为了从胸部 CT 扫描中分割出五个器官(左、右肺、心脏、食管和脊髓),首先进行了统一体素间距和强度的预处理,然后在重新采样的胸部图像上训练 3D U-Net 以定位每个器官,然后裁剪原始图像仅包含一个器官,并将其作为每个单独器官分割网络的输入。然后合并分割图以获得最终结果。针对每个步骤、训练和测试策略优化了网络结构。使用多次裁剪图像的新测试增强方法。该网络在由 2017 年 AAPM 胸部自动分割挑战赛组织者提供的专家注释的 36 个胸部 CT 扫描上进行了训练,并在挑战赛测试数据集和私人数据集上进行了测试。

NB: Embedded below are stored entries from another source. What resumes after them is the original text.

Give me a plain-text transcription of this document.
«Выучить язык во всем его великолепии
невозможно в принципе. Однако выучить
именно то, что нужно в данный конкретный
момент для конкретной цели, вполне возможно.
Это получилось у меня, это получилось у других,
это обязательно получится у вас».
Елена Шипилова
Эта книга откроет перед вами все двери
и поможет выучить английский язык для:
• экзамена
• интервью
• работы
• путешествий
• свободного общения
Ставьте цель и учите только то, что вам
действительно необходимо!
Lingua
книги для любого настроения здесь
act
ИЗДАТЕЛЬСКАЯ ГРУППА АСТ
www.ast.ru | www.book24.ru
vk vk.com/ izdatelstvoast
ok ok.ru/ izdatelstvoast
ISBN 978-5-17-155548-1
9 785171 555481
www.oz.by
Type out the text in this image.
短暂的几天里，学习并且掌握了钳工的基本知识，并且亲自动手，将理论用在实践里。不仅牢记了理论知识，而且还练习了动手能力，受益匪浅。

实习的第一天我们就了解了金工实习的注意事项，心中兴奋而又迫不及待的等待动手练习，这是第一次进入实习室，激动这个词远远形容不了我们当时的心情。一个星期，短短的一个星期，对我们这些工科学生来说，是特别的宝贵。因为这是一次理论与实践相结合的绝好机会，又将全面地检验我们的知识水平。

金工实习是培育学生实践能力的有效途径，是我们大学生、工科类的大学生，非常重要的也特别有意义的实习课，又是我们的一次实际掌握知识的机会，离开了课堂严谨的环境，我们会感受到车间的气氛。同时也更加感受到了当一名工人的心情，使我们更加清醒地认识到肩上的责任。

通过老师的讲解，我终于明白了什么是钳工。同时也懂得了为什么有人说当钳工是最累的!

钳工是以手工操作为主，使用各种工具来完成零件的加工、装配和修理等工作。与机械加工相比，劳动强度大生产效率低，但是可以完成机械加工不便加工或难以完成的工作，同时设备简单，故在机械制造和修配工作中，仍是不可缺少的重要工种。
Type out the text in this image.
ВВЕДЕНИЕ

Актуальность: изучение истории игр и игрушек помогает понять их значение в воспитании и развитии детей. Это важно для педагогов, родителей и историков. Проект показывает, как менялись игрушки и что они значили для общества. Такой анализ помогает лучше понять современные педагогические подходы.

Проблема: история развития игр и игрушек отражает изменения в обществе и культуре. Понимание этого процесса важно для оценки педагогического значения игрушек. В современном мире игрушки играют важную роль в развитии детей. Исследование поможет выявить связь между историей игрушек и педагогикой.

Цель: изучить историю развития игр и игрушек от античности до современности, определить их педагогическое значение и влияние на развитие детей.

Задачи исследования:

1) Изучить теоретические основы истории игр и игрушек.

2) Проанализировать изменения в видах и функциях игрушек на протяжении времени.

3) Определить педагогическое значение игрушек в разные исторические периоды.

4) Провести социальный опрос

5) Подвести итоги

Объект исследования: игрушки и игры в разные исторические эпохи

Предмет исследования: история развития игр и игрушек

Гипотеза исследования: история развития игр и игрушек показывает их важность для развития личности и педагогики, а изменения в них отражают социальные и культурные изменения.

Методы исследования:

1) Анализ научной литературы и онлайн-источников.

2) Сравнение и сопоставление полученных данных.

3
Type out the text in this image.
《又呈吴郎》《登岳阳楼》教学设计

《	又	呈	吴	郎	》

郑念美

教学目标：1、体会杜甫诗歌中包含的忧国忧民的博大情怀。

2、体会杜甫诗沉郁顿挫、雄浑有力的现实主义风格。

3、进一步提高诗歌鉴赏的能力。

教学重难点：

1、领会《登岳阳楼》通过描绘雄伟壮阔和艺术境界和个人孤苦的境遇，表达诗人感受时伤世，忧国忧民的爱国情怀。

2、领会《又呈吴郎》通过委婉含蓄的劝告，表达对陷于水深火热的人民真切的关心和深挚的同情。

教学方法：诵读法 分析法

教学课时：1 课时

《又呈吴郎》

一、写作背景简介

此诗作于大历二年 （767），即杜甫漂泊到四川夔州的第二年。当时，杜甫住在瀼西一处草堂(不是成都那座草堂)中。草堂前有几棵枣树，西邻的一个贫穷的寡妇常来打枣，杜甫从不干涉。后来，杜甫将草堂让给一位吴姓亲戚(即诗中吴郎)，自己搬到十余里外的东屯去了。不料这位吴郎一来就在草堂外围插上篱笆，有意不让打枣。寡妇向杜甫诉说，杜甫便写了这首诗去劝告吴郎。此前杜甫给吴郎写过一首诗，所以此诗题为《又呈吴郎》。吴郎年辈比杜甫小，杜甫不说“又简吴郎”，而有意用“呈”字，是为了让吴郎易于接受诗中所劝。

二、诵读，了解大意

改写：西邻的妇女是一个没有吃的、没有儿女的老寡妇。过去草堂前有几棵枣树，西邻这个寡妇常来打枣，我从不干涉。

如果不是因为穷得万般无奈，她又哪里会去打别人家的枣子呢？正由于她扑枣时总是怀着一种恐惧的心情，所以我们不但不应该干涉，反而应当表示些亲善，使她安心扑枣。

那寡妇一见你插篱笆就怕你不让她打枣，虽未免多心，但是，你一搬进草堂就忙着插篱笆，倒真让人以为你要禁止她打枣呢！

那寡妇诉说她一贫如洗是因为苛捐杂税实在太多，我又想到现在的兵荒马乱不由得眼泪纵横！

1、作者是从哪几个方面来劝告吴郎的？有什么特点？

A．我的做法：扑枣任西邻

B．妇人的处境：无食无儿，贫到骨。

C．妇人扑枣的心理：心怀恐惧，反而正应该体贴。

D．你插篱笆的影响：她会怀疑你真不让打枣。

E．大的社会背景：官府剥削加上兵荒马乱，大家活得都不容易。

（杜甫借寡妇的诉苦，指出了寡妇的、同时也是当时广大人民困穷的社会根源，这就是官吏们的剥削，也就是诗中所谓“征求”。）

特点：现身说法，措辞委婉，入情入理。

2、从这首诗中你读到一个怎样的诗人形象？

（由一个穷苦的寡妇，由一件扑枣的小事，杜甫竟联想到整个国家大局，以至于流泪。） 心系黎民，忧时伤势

该方法在挑战赛的现场阶段获得第二名,在随后的持续阶段使用新开发的测试增强方法获得第一名。它在 Dice 评分(脊髓:0.893±0.044、右肺:0.972±0.021、左肺:0.979±0.008、心脏:0.925±0.015、食管:0.726±0.094)、平均表面距离(脊髓:0.662±0.248mm、右肺:0.933±0.574mm、左肺:0.586±0.285mm、心脏:2.297±0.492mm、食管:2.341±2.380mm)和 95%Hausdorff 距离(脊髓:1.893±0.627mm、右肺:3.958±2.845mm、左肺:2.103±0.938mm、心脏:6.570±1.501mm、食管:8.714±10.588mm)方面均表现出优异的性能。它在私人数据集上也取得了良好的效果,并在自动分割后将每个患者的编辑时间减少到 7.5 分钟。
所提出的 DCNN 方法在自动分割胸部 CT 扫描中的 OAR 方面表现出良好的性能。由于 OAR 分割的准确性提高和成本降低,它有可能在放射治疗计划中最终采用深度学习。